In a ruling, Justice Donatus Okorowo stated that the lawsuit was unlawful and that it was, therefore “an abuse of the court process.”
Okorowo held that the lawsuit did not disclose any plausible cause of action against the respondents and that the court lacked the jurisdiction to hear the case.
The court has the authority to dismiss a lawsuit if it determines that there has been an abuse of the legal system, he added.
According to the News Agency of Nigeria (NAN), the PDP sued the Independent National Electoral Commission (INEC), the APC, Tinubu, Kabiru Masari, LP, Obi, and Doyin Okupe as the first through eighth respondents in a lawsuit with the filing number FHC/ABJ/CS/1016/2022.

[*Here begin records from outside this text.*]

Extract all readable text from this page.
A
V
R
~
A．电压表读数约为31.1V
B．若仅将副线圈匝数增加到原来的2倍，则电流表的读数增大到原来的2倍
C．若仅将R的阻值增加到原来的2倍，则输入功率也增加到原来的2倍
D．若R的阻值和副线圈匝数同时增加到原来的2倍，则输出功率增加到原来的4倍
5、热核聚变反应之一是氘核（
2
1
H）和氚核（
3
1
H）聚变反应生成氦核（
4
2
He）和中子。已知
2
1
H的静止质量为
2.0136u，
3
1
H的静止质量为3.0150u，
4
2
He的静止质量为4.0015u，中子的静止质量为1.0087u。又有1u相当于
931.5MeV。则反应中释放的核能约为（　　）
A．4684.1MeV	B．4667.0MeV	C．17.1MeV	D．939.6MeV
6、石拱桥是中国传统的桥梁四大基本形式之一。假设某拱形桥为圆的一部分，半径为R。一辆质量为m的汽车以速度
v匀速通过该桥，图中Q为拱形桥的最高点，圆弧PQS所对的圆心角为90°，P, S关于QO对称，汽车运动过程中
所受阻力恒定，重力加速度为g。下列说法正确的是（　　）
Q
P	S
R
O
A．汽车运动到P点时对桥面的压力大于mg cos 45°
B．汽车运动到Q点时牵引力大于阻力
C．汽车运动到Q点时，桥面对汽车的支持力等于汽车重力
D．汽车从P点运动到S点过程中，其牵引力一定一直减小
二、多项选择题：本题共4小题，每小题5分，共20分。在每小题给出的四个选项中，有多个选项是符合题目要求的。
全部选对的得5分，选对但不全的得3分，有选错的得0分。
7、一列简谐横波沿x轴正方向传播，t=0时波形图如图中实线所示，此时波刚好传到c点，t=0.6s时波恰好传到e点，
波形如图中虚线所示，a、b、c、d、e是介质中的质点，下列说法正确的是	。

The PDP had urged the court to order INEC to stop Tinubu and Obi from choosing Sen. Kashim Shettima and Sen. Datti Baba-Ahmed as their running mates, respectively.
The PDP is also asking the court to rule that Tinubu and Obi are unable to run for office unless they do so with Masari and/or Okupe, their former running mates.

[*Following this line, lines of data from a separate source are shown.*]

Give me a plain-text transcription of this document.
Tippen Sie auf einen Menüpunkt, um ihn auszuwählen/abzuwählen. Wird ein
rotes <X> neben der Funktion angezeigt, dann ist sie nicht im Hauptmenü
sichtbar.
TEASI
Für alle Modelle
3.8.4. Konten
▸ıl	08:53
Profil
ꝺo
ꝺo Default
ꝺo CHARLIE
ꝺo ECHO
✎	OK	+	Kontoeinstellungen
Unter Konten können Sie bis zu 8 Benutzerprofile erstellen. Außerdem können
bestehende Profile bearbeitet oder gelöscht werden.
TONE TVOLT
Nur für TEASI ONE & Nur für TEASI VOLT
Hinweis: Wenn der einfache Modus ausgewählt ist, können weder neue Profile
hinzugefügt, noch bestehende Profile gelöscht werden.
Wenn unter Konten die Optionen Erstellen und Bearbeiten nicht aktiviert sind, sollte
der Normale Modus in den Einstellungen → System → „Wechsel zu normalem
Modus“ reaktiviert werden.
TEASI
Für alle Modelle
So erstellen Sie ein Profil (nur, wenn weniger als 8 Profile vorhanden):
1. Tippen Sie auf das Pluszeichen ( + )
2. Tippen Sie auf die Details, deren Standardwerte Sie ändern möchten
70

The PDP requested an order preventing the INEC from substituting Tinubu and Obi as running partners in the original summons with suit number FHC/ABJ/CS/1016/2022.

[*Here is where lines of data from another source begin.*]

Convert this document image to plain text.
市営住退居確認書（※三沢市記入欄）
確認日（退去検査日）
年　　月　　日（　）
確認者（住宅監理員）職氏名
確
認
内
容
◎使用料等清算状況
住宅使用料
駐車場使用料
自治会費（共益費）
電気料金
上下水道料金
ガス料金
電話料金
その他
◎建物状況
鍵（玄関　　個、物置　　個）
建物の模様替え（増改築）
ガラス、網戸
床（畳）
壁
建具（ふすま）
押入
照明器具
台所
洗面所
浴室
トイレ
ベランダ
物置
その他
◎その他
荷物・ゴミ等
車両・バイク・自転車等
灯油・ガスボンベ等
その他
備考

According to NAN, Tinubu nominated Masari as a stand-in running mate or placeholder to meet the INEC deadline on June 17.
Okupe, Obi’s campaign manager, has also been named as a temporary running partner. However, INEC provided a grace time to change their names of roughly one month.
After several weeks of deliberations, Masari and Okupe resigned, and Tinubu and Obi respectively nominated Shettima and Baba-Ahmed.
However, the PDP asked the court to decide whether Tinubu and Obi are bound by the submission of Masari and Okupe, respectively, as their running mates based on the combined interpretation of Section 142(1) of the constitution, Sections 29(1), 31, and 33 of the Electoral Act 2022, and INEC’s timetable.
The party further urged the court to decide whether “the first defendant (INEC) can validly accept any change or substitution of the 4th (Masari) and 7th (Okupe) defendants as running mates of the 3rd (APC) and 6th (Labour Party) defendants by the combined interpretation of Section 142(1) of the Constitution of the Federal Republic of Nigeria and Sections 29(1), 31, 33 of the Electoral Act 2022.”
The PDP requested five reliefs, including a declaration that Tinubu and Obi must abide by their submission following the interpretation of Section 142(1) of the Constitution, Sections 29(1), 31, and 33 of the Electoral Act 2022, and INEC’s timetable.
The party requested that the court decide that Tinubu and Obi are both ineligible as soon as they change the names of their running partners.
One of the reliefs is “A declaration that the 3rd (Tinubu) and 6th (Obi) cannot validly contest the 2023 Presidential election without the 4th (Masari) and 7th (Obi) respondents as their respective running mates, by the combined interpretation of Section 142(1) of the Constitution of the Federal Republic of Nigeria 1999 (as amended), Sections 29(1), 31, and 33 of the Electoral Act 2022, and the 1st defendant’s.
The PDP also predicated its case on the basis that Nigerian law does not recognize the term “placeholder.”